Abady Alzahrani, founder and director of House of Eights Dance Studio, has given me so many opportunities and so much guidance. I’m truly grateful for everything he does for me.
Kathleen Doherty of Votive Dance is a jazz and contemporary instructor who’s taught me for over three years. She’s helped me numerous times with my choreographic growth and supports me in all that I do. She’s been a huge influence in my movement both artistically and stylistically.

Nick Nguyen is a B-boy who has been mentoring me for over three years. He’s always pushed me to my limits and encourages me to think of myself highly, instead of putting myself down. He’s given me an abundance of teaching opportunities in the hip hop community as well as so much knowledge and inspiration. He’s always trying to get me to tap into my creativity and test my freestyling skills. And he’s always there for me when I need him.
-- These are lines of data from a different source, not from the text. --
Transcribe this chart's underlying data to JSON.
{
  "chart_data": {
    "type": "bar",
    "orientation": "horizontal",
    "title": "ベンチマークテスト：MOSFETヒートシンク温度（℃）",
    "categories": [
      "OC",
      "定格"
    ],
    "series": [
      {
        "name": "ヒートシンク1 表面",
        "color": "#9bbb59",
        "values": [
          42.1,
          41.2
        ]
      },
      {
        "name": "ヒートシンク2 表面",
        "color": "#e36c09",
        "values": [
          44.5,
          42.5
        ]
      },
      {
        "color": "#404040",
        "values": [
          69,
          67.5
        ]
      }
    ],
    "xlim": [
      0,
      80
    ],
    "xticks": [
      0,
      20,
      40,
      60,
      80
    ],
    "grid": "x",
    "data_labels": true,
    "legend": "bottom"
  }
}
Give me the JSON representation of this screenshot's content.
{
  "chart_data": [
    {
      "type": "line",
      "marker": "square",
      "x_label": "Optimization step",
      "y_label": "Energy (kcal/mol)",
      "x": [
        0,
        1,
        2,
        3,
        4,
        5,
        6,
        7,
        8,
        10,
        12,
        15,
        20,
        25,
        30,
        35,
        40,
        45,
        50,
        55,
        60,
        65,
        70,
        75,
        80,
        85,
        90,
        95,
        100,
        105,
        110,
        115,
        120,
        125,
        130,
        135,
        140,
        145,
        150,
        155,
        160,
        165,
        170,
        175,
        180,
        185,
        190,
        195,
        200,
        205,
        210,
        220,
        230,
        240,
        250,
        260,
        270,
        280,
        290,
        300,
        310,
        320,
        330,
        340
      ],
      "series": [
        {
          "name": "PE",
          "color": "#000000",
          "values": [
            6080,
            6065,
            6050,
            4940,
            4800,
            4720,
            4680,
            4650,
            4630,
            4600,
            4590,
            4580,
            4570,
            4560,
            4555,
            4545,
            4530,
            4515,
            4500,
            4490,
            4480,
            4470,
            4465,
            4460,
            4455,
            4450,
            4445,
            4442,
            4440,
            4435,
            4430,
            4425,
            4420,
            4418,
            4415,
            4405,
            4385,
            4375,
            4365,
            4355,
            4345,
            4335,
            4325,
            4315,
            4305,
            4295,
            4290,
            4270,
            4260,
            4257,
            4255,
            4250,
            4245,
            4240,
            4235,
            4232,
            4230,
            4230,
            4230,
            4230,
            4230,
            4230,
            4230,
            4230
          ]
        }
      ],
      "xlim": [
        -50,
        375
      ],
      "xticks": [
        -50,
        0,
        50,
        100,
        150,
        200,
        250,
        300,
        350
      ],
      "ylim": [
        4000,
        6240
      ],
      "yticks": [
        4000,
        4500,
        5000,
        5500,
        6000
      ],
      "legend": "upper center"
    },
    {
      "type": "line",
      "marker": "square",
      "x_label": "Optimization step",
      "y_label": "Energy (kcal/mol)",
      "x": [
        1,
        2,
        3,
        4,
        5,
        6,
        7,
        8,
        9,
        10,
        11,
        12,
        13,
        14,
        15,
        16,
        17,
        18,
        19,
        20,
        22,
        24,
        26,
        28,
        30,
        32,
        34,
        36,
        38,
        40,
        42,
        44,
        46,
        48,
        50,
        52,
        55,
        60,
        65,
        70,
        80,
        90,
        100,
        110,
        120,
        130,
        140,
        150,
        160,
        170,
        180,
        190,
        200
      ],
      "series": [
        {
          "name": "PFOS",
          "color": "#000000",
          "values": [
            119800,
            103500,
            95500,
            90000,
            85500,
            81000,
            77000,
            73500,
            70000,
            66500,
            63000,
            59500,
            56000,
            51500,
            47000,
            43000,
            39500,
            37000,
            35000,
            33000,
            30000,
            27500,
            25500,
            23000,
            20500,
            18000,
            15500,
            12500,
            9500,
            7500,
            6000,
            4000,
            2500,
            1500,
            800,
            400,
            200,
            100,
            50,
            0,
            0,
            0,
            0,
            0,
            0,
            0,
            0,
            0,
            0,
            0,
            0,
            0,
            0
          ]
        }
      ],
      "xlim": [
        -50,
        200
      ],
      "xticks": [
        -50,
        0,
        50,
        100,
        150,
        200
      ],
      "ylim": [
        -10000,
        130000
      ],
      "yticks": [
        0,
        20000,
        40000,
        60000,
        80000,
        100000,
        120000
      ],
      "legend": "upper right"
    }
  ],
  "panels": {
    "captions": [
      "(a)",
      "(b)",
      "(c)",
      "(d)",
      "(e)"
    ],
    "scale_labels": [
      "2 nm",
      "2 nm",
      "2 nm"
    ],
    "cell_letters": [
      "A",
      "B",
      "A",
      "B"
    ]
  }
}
Zomi Tombing is a teacher, choreographer, and dancer with House of Eights. She’s been mentoring me and supporting me for over a year now. Her style of dance is so innovative and raw - it’s one of my favorite styles to learn and cultivate. She’s always encouraging me to get out of my shell, to go for it and to explore my own personal style. She gives me never ending support and is always there for me as a friend; she’s the one who told me to apply for the online choreography program, where I got to meet Bo Park as a new and incredible mentor from New York.

What does receiving a Talent Trust scholarship mean to you?

Besides making it possible to attend a summer program and the House of Eights Training Program this year, it means so much to me to know that the NSTT is supporting my dreams and believes in me as a dancer. I’ve always had people supporting me, but it means a lot to know that I have an organization behind me, rooting for me and encouraging me that I’m on the right path. Again, thank you so much for believing in me as a dancer, an artist, and a person.